On 2009-June-14 , at 17:53 , Scott Haneda wrote:
There are a good deal of comments on the blog as well as reddit about the no pay for version 2 issue. I am more or less in the camp of "charge for version 2", especially if the lack of a charge is in any way adding to a lack of motivation to get 2 out the door.
I also think hard work should be rewarded and TM 2.0 seems to have been hard in the making. Yet, if I recall correctly, Allan said that he did not feel like charging for TM 2 because, in his mind, TM 2 will be what TM 1 really should have been (it was in a Q&A after a talk at C4). So, in a way, all of us who paid for a finished product, "already paid" for TM 2. This is very noble of him and quite humbling when you see how good TM 1 already is, despite the rough edges.
Of course Allan's financial situation might have changed (2 years is a long time) but if he still feels like he can live out of the new purchases, I think there is another hard work that's essential and could be rewarded with the money everyone seems ready to spend. TM is great because of its bundles and there's been a healthy, hard-working and productive open-source community built around those. I think bundle developers typically did not expect money in return for their work. But TM is not free software and since there is money involved, it would seem fair that those deserving people get their share too. I don't know which form that could take. It could be a donation page where every one chooses which bundles (s)he wants to give money to, or Alllan picking the bundles he sees as most active and most used. It would be even nicer if it could bring some value back to TextMate, like, for example, employing Michael Sheets part or full time to manage the bundles (if that is not already the case). Or paying some bounties for the development of specific features in bundles, the polishing of what potentially unexperienced bundles developers produced, the unification of some behaviors across bundles etc.

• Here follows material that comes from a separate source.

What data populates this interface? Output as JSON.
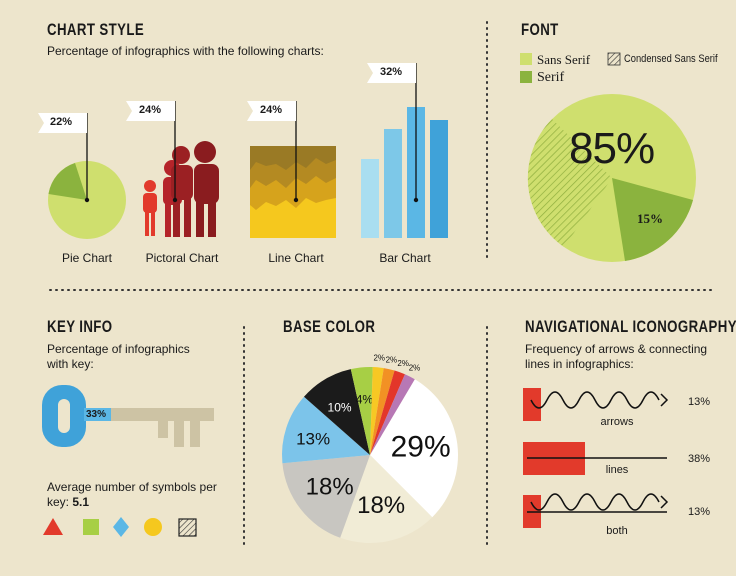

Anyway, that's just an idea and Allan has probably thought about that before. I just wanted to take this opportunity to acknowledge the work of all those people working around but outside of TextMate and maybe get the ball rolling in their direction.
PS: for full disclosure, I am subscribed to TextMate dev, committed a few things here and there, and improved the Fortran bundle. But I don't consider myself a bundle developer at all. There are plenty of other people that devoted much more of their time to make some great bundles.